Un paseante le dijo que había encontrado las ruinas de un caserío entre las zarzas, a diez minutos ladera arriba, en Jaizkibel. Mikel Salaberría le respondió que eso era imposible; él tiene 86 años, nació en la casa Martizkone de Lezo, conoce cada centímetro de este monte y allá arriba nunca vivió nadie. Cuando el paseante le explicó con detalle la situación de las ruinas, Salaberría cayó en la cuenta: "¡ah, no, aquello fue el campamento de los presos".

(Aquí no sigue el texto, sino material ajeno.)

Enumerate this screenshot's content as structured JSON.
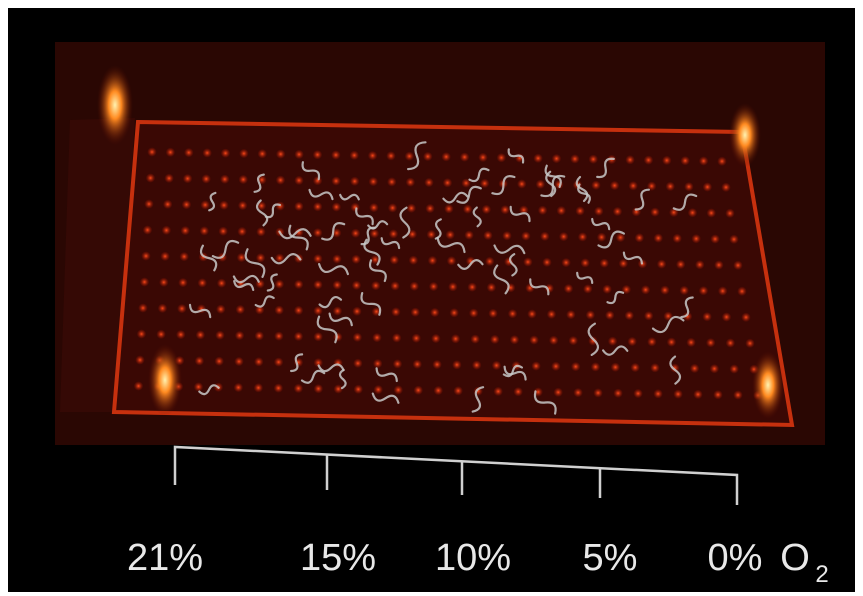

Entre la maleza quedaban restos de almacenes, establos, dormitorios de soldados y un par de largos barracones en los que se hacinaban hasta cuatrocientos presos en cada uno. Los recuperaron en 2016, cuando la asociación Etxetxo, de Lezo, despejó las ruinas y divulgó esta historia negra que casi nadie conocía. Salaberría, sí: él de niño veía pasar a aquellos republicanos obligados a construir la carretera de Jaizkibel, conducidos a golpes por los mandos franquistas, hundidos en el hambre, el frío y el agotamiento. Y veía a aquel cabo, más bajo que su mosquetón pero muy malo, ¡muy malo!, que mató de un tiro a un preso, en el camino. Si se fugaba uno, fusilaban a diez.
La carretera de Jaizkibel es absurda. Nadie la usa para ir rápido de un punto a otro, pero muchos vamos a pasearla: sube y baja por una montaña despoblada, apenas circulan coches, la panorámica impresiona. La construyeron por un criterio militar -querían un acceso al fuerte de Guadalupe desde el oeste- y porque disponían de miles de presos a los que castigar y reeducar en la obediencia. Es el mismo caso que Pikoketa, Arkale y Aritxulegi: son nuestras mejores carreteras para andar en bici, solitarias, serpenteantes, son las mejores carreteras porque las construyeron los esclavos. Les debemos, mínimo, la memoria.